Un ami alors en vacances au Vietnam nous a rapporté qu’il était possible d’acheter pour presque rien un petit singe avec un tee shirt et une chaine dans la rue pour l’équivalent de quelques €. Cette remarque n’ayant pas manquée de faire débat sur le réseau social à ce moment là, elle m’a inspirée la photo « Homme à vendre », qui rapporte également à l’esclavagisme.
La réalisation de cette photo n’a pas été facile. Vu que j’étais seul, je devais prendre plusieurs plans différents mais avec des réglages différents. Problème, le bokeh au niveau des cailloux n’était pas le même à f/1.4 (pour avoir la première personne flou) et à f/5.6 pour avoir les deux personnes du fond net).

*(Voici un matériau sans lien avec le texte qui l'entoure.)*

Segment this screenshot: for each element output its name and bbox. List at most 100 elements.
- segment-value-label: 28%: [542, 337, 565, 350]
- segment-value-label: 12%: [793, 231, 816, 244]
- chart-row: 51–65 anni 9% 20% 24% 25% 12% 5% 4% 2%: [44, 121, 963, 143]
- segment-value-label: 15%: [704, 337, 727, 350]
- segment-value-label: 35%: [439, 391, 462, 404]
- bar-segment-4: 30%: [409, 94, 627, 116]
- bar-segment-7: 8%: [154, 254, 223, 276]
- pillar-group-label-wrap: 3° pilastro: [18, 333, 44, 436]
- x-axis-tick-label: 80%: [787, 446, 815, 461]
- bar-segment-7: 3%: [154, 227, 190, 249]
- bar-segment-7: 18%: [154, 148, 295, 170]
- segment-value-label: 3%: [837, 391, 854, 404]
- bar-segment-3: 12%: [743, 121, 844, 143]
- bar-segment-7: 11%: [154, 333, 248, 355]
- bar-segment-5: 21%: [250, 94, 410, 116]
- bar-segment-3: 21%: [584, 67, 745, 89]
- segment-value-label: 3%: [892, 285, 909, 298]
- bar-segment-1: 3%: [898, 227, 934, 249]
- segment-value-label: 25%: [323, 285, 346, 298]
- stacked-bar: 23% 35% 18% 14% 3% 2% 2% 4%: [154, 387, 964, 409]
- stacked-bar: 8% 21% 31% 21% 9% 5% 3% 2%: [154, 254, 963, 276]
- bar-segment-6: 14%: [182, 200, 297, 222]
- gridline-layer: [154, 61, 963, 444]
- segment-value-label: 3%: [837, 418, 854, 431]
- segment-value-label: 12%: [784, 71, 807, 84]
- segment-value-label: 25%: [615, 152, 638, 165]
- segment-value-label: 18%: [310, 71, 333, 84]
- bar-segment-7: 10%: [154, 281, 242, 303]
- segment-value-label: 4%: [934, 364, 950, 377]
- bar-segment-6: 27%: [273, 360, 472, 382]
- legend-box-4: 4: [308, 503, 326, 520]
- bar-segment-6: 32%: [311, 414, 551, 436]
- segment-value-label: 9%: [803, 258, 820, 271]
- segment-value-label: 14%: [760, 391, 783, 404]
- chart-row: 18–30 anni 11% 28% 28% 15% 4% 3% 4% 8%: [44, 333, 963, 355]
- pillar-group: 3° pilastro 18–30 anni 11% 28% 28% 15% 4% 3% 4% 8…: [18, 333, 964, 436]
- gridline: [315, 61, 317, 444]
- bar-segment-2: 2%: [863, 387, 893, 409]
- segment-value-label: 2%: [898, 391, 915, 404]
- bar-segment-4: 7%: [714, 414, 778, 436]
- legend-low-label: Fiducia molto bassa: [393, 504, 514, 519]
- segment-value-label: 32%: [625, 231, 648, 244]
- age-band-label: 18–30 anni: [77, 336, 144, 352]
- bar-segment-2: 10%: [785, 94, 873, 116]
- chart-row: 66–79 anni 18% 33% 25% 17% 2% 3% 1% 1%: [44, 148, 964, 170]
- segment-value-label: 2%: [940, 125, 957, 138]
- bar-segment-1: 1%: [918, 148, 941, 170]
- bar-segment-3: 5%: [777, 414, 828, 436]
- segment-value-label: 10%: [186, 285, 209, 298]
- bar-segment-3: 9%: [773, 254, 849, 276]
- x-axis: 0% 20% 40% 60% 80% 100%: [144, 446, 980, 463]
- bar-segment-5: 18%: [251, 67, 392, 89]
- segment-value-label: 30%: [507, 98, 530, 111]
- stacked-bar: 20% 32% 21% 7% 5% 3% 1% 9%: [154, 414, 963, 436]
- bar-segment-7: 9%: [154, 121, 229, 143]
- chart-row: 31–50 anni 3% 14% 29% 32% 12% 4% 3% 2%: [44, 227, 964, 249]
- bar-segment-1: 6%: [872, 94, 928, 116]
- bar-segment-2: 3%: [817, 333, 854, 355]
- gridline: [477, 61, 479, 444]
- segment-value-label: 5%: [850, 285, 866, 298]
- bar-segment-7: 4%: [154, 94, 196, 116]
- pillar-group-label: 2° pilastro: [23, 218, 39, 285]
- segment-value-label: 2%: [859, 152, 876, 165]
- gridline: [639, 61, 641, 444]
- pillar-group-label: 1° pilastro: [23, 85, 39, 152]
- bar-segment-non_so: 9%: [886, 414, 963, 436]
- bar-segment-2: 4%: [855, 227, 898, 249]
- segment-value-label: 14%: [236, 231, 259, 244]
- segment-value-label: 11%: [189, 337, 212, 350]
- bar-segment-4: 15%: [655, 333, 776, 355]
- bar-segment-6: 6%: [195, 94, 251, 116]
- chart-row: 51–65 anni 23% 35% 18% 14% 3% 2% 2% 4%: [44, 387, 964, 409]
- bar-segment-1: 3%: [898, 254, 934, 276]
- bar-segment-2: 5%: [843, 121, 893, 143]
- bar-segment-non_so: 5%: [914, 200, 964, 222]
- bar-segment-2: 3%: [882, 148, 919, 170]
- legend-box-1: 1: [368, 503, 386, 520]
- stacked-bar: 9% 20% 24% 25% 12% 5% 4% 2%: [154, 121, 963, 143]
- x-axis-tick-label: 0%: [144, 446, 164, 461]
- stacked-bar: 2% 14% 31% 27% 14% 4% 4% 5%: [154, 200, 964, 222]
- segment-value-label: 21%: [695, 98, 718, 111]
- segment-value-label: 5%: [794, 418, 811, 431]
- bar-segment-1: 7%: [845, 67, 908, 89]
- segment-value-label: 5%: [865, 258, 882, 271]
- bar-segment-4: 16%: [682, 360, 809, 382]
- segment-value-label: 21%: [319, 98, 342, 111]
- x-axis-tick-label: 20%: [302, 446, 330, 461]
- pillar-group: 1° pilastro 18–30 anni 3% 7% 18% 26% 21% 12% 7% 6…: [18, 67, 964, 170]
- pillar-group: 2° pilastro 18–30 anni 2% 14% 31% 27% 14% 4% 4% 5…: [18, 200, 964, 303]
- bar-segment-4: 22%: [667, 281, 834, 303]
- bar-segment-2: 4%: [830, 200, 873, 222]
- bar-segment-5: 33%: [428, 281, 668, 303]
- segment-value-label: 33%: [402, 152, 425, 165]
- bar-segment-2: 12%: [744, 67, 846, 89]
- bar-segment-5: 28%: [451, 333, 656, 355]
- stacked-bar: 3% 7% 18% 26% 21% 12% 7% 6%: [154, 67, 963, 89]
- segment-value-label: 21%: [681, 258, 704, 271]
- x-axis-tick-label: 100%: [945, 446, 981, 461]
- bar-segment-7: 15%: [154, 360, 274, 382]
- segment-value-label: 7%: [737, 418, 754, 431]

En plus il y avait beaucoup de vent, il faisait froid, bref, j’en avais marre.
La matraque tenue dans la main est d’ailleurs en réalité une… pompe à vélo. Pas trouvé mieux.
Pour une partie de la série, je souhaitais également un rendu « ZOO », avec des visages contre des plaques. Triste, et le regard vide. Mais je suis mauvais acteur, et je n’avais pas de grandes plaques de plexi. C’est donc là qu’est rentré en jeu mon scanner imprimante. Le rendu photo est plutôt cool, la netteté et le piqué sont excellents sur les parties collées à la plaque, et le reste devient progressivement flou jusqu’à très flou après environ 1 centimètre.
Les cadrages du coup très serrés viennent de là, mon scanner étant au format A4, j’étais obligé de me coller pour rentrer dans le champ.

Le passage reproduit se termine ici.